Shiites make up about 15 percent of Pakistan’s population of 200 million people and are considered heretics by extreme groups among the Sunni majority due to differences in religious doctrine dating back to near the beginnings of Islam.
“Government schools in Karachi will remain closed due to mourning,” said Allah Bachayo Memon, spokesman for the Chief Minister’s House in Sindh province of which Karachi is the capital. Associations of transporters, traders and private colleges will join the strike called by the Jafaria Alliance, a Shiite body. Financial markets were open.
A suicide attacker rammed his explosives-laden car into barriers placed to protect Abbas Town, a Shiite-dominated housing complex, said Amjad Kayani, a police officer. Many of the dead were leaving a local Imambargah, or congregation hall, after saying prayers, he said.
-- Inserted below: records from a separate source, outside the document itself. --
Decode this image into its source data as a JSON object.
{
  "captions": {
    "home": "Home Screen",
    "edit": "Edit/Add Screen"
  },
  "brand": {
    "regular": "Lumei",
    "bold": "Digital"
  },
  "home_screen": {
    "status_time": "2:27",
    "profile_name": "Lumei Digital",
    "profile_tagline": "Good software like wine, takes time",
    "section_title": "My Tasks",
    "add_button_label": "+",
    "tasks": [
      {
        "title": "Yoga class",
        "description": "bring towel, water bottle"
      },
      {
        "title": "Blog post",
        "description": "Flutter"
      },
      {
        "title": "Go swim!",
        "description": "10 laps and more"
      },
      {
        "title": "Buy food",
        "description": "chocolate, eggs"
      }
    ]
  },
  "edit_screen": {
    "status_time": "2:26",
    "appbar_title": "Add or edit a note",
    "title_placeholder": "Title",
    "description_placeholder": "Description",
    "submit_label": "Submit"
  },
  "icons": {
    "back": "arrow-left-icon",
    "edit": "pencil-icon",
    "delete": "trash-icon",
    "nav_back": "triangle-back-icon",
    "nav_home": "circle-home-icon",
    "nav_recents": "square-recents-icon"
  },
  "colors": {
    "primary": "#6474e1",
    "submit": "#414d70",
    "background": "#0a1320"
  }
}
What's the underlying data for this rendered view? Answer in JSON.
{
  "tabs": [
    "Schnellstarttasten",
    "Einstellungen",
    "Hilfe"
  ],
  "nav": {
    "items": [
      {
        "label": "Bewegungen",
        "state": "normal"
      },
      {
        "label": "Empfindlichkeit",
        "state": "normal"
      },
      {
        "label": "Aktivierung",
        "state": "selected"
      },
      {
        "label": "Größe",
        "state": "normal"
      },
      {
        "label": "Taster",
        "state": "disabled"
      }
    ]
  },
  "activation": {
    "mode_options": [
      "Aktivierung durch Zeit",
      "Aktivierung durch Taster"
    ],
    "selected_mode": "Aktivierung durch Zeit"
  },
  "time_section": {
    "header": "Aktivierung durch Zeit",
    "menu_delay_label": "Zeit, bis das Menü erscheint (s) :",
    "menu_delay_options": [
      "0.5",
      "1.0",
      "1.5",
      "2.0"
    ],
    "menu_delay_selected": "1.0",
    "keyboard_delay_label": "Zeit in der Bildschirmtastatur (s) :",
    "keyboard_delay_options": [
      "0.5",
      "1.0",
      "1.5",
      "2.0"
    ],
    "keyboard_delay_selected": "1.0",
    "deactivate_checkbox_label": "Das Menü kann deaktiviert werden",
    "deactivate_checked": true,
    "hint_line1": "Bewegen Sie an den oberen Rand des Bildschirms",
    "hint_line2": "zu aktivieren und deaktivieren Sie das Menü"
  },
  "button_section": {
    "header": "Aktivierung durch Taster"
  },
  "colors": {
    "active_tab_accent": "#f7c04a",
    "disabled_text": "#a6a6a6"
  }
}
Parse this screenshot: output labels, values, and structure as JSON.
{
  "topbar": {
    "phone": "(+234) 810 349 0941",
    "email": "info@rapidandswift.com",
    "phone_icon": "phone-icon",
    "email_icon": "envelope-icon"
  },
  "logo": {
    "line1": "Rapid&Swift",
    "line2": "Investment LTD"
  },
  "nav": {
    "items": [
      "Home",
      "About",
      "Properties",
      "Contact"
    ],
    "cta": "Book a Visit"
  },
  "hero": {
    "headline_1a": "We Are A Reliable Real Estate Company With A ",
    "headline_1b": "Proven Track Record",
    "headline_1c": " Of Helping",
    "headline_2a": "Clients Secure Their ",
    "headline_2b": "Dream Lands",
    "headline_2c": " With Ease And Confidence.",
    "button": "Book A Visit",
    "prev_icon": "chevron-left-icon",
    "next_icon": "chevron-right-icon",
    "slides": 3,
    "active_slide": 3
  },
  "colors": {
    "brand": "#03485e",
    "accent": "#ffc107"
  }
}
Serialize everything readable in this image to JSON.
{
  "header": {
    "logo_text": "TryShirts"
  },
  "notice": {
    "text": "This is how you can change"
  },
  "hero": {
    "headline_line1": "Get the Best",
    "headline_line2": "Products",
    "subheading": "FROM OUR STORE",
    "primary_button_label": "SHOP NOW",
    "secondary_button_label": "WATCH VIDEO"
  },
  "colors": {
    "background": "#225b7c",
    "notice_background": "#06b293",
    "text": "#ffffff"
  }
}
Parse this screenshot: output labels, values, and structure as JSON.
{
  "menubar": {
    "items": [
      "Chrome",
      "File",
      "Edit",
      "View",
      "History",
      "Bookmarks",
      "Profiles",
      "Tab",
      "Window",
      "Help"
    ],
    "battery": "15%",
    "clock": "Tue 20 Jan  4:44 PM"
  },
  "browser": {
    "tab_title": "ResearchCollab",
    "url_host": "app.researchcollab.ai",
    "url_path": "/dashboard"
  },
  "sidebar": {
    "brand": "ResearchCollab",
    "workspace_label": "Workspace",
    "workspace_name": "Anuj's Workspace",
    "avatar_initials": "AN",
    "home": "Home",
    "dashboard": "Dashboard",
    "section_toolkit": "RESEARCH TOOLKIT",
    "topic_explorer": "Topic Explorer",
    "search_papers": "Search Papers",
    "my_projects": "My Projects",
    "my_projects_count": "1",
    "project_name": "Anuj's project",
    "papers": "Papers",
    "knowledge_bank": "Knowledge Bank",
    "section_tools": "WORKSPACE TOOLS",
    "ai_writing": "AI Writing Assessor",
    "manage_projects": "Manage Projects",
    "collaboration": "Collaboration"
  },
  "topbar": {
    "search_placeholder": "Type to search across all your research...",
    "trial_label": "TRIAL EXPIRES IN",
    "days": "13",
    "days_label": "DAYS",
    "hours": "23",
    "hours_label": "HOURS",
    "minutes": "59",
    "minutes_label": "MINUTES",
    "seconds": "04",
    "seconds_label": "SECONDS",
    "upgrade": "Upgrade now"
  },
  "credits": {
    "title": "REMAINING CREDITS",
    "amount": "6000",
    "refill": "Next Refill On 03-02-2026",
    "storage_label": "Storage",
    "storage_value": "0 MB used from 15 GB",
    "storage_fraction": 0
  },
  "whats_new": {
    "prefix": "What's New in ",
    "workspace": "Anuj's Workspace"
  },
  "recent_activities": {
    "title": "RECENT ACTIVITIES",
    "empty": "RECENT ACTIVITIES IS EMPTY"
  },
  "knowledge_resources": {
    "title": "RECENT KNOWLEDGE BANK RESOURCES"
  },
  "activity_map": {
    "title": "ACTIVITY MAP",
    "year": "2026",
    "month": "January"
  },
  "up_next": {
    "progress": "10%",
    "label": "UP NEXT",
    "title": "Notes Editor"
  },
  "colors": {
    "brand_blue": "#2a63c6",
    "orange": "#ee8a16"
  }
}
The U.S. State Department in 2003 listed LeJ as a terrorist group, saying it had links to al-Qaeda and was involved with the 2002 kidnapping and murder of Wall Street Journal correspondent Daniel Pearl in Pakistan.
Last week, Interior Minister Rehman Malik said the LeJ was responsible for 80 percent of terrorist activity in the country, Geo television reported.
As protests spread nationwide following a Feb. 16 bombing in Quetta, Prime Minister Raja Pervez Ashraf ordered a security operation to detain those believed to be behind the strikes. Some senior members of the LeJ were detained, Associated Press reported, including Malik Ishaq, a founder.
Long used to militant violence, Pakistan’s main share index, the benchmark KSE 100, has risen 7.5 percent this year amid the surge in attacks on Shiite targets and fighting in the northwestern tribal belt. The rupee has weakened 1 percent against the dollar, as loan repayments squeezed the country’s foreign-exchange reserves.
Some 170 apartments, 70 shops and many vehicles were either destroyed or damaged by the blast yesterday.
The city of 18 million people, whose banks and businesses generate 45 percent of the country’s economy, has for years witnessed spikes in violence involving members of rival political parties, ethnic communities or criminal groups. More than 2,000 people died in attacks in the city in 2012, according to police data.
At least 400 Shiites died from violence in 2012 in Pakistan, according to New York-based Human Rights Watch. More than 120 were killed in Baluchistan, of which Quetta is the provincial capital.